The very first thing many early Hawaiian Ironman finishers did after returning from that race was produce a race back home. I raced Kona in February of 1981 (the image just below is me riding into T2 in that 1981 race, the first held in Kona) and produced a triathlon in my town in August of that same year (the image further below is me racing in that 1981 race I produced). We were apostles, not capitalists. We wanted to bring a sliver of our own apex experience to those in our towns.
Ironman was the engine. It was the mother ship, fueling the growth of triathlon though growing its own brand, albeit at a glacial pace compared to today.

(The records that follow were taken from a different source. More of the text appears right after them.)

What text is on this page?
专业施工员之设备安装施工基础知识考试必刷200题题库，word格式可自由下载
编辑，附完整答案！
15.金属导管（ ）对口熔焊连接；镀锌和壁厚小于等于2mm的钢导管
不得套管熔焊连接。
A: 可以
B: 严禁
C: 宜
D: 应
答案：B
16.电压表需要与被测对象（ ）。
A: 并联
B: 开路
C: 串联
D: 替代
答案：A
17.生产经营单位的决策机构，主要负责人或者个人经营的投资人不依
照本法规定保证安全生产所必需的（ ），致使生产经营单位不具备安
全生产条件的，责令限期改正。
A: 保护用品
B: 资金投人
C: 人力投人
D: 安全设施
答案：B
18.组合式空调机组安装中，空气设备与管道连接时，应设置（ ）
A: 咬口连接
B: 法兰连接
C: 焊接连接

A decade after that first Ironman in which I participated there were no more than 7 Ironman races worldwide.
Triathlon did well in the 80s, less well in the 90s. USA Triathlon's annual membership fell to about 15,000 by the mid-90s and entire states like Michigan and Minnesota – lots of multisporters in those states – were almost bereft of triathlons.

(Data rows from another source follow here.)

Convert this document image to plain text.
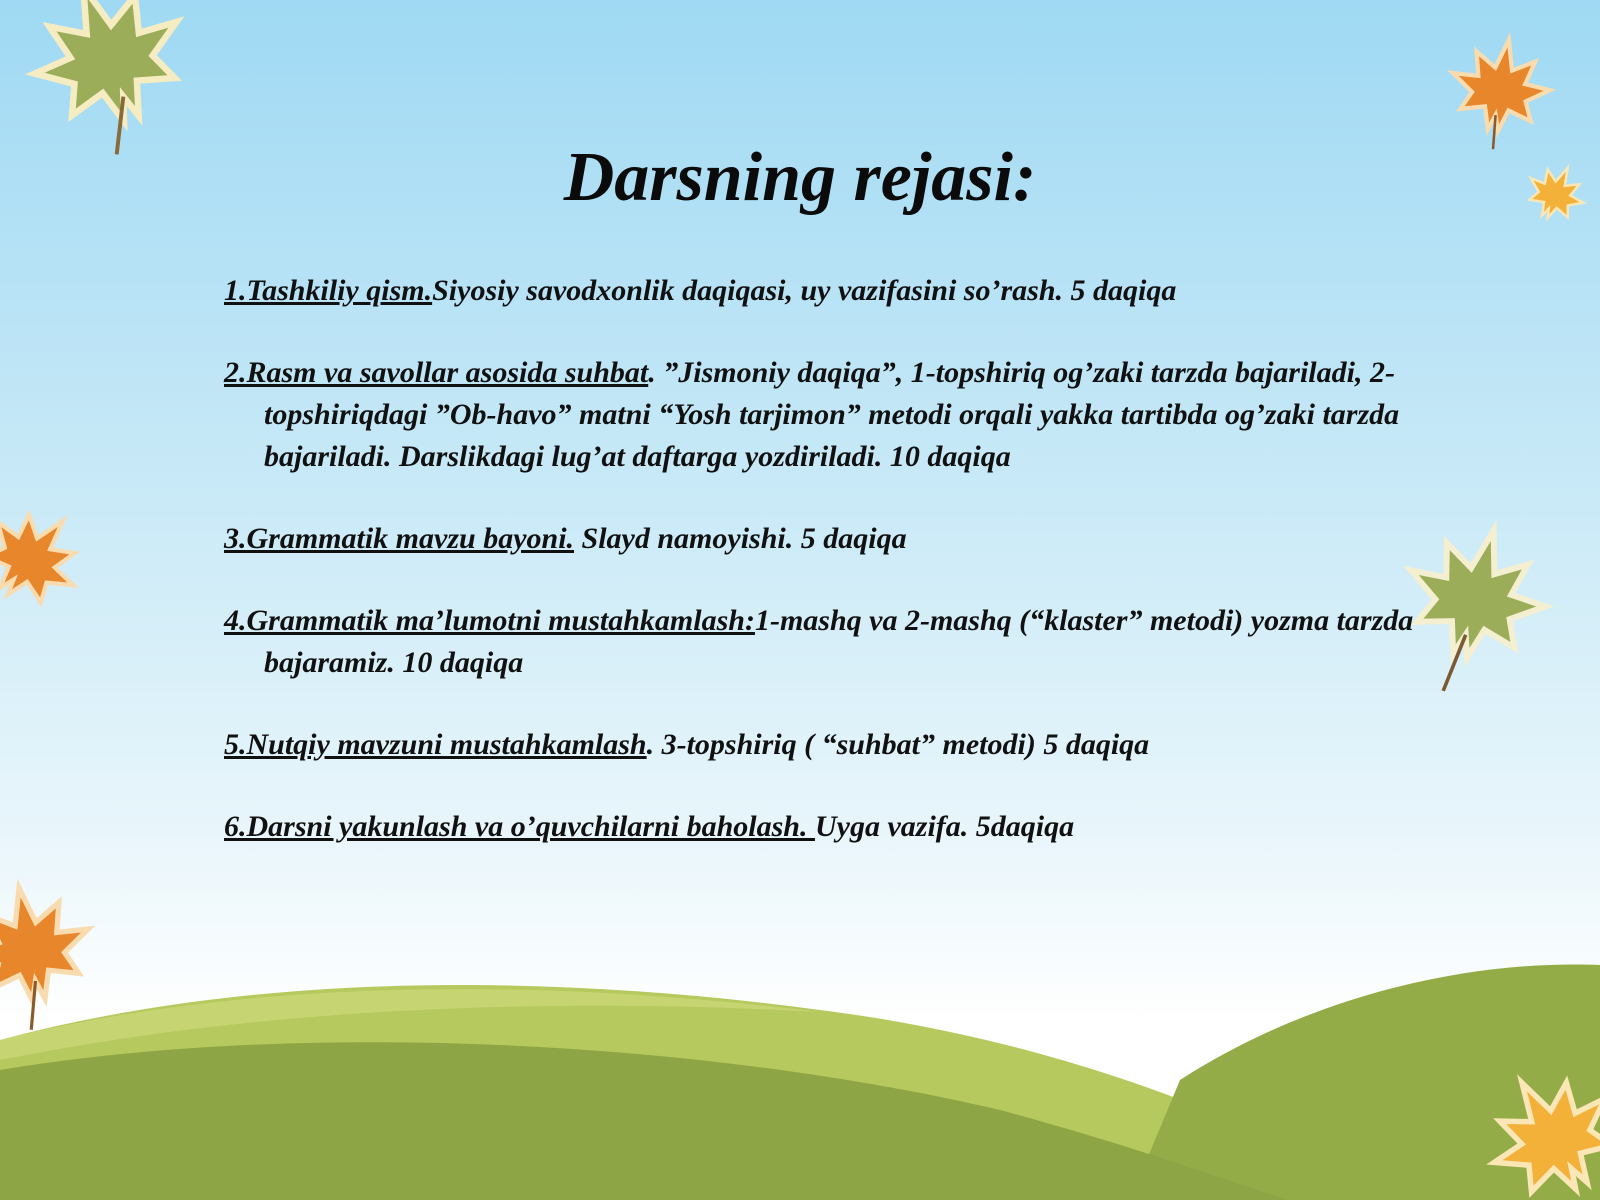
Darsning rejasi:
1.Tashkiliy qism.Siyosiy savodxonlik daqiqasi, uy vazifasini so’rash. 5 daqiqa
2.Rasm va savollar asosida suhbat. ”Jismoniy daqiqa”, 1-topshiriq og’zaki tarzda bajariladi, 2-topshiriqdagi ”Ob-havo” matni “Yosh tarjimon” metodi orqali yakka tartibda og’zaki tarzda bajariladi. Darslikdagi lug’at daftarga yozdiriladi. 10 daqiqa
3.Grammatik mavzu bayoni. Slayd namoyishi. 5 daqiqa
4.Grammatik ma’lumotni mustahkamlash:1-mashq va 2-mashq (“klaster” metodi) yozma tarzda bajaramiz. 10 daqiqa
5.Nutqiy mavzuni mustahkamlash. 3-topshiriq ( “suhbat” metodi) 5 daqiqa
6.Darsni yakunlash va o’quvchilarni baholash. Uyga vazifa. 5daqiqa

What caused that downturn? Hard to say for sure. Partly demographics. High school running – the primary sport funneling people into triathlon – was at a high ebb in the 1960s and 1970s, but dipped in the 1980s so there was less feeder-fuel to support triathlon in the 90s. Also, the first generation of triathletes had aged by the 90s; and there was a general economic downturn in the early 1990s.
What brought triathlon back at the end of the 1990s? Also hard to say. Fans of Olympic triathlon cite this, but I suspect a large boost was the upsurge in U.S.-based Ironman races founded and built by then-Ironman-licensee Graham Fraser. Lake Placid, Couer d'Alene, Florida were all his races. Graham produced a race in Provo, Utah, ill-fated because of a death during the swim. The event was not renewed after that. What's notable about that race is that a triathlon ecosystem emerged from it, short-lived though Ironman Utah was. Clubs, races and stores rose up in Utah contemporaneously and it's hard to imagine that this was coincidental. Lake Placid did the same for the growth of triathlon in metro-New York City. In those days Ironman created its own weather.
Primary Succession, according to plant and animal ecologists, is the first growth in a barren land before it becomes an ecosystem. Ironman has in many cases been a pioneer species – the first plant in a barren landscape. A “climax community” is at the other end of a series of ecological stages. This is where we are now, in North America. This is where triathlon has been for at least 3 or 4 years already.
Does an Ironman race plopped into a climax community mean the same to a local triathlon ecosystem as it does when it's pioneering barren ground? Is Ironman the same force for good today, in a built-out triathlon community, as it was 15 and 20 years ago? I surveyed several stakeholder cohorts – clubs, coaches, race organizers and consumers – asking questions designed to help me drill down on this question. In all, about 400 clubs, coaches and RDs responded to my surveys. I'll be pursuing the answer to this question over the next several days in a number of articles.
The survey results were interesting and in some cases surprising. Respondents' answers in the aggregate are expert testimony when I ask questions of fact, as in, are your revenues, membership, customers up or down? When I ask opinions, their answers are not fact-based. But when a certain cohort tends to hold the same opinion on a question, it is a fact that they hold this opinion, even if the opinion is false. The fact that a lot of people think global warming is not taking place, or that childhood immunization causes autism, is notable, relevant, newsworthy, and demands a response even if the underlying opinion is baseless.
There is only one survey question I asked where I disagree with many of the stakeholders I surveyed. The graph above displays the results of the clubs, coaches, retailers and RDs when I asked them all the same question: If the Ironman brand and all its races were gone tomorrow, what the effect be on your business (or membership)?
The one dire option was “catastrophe” and the possibly-dire option was, “I don't know but I don't want to find out.” The sum of both these answers did not total more than 17 percent for any of these cohorts. Not a single RD thought the loss of Ironman and its races would be catastrophic to his business, and more than 75 percent thought there would be no difference or their businesses would flourish as a result. More than 6 in 10 tri clubs answered this way.
Ironman has been a benefit to some areas and I will argue (with specific examples) that triathlon would have been better off in a number of communities had Ironman stayed the hell out. Still, Ironman has been our sport's flagship, and were it instantly gone tomorrow this would in my opinion be catastrophic for triathlon. The fact that a significant number of business stakeholders in tri see this differently either speaks to their antipathy for the brand or for a lack of honest appraisal of what the brand means.
The final question on the survey sent to all these stakeholders in all these groups is,“What else would you like to say?” A lot of local business stakeholders are cheesed off at Ironman. It is a tough competitor and those in certain business cohorts can point to the scars. (Ironman's sometimes sharp elbows probably bend the answers to the “If Ironman brand were gone tomorrow,” question.)
Is Ironman a good citizen and a good local stakeholder in each community in which it situates a race? Based on survey results the answer is yes in many cases, not so much in others. I'll do my best to support this with specificity throughout the week.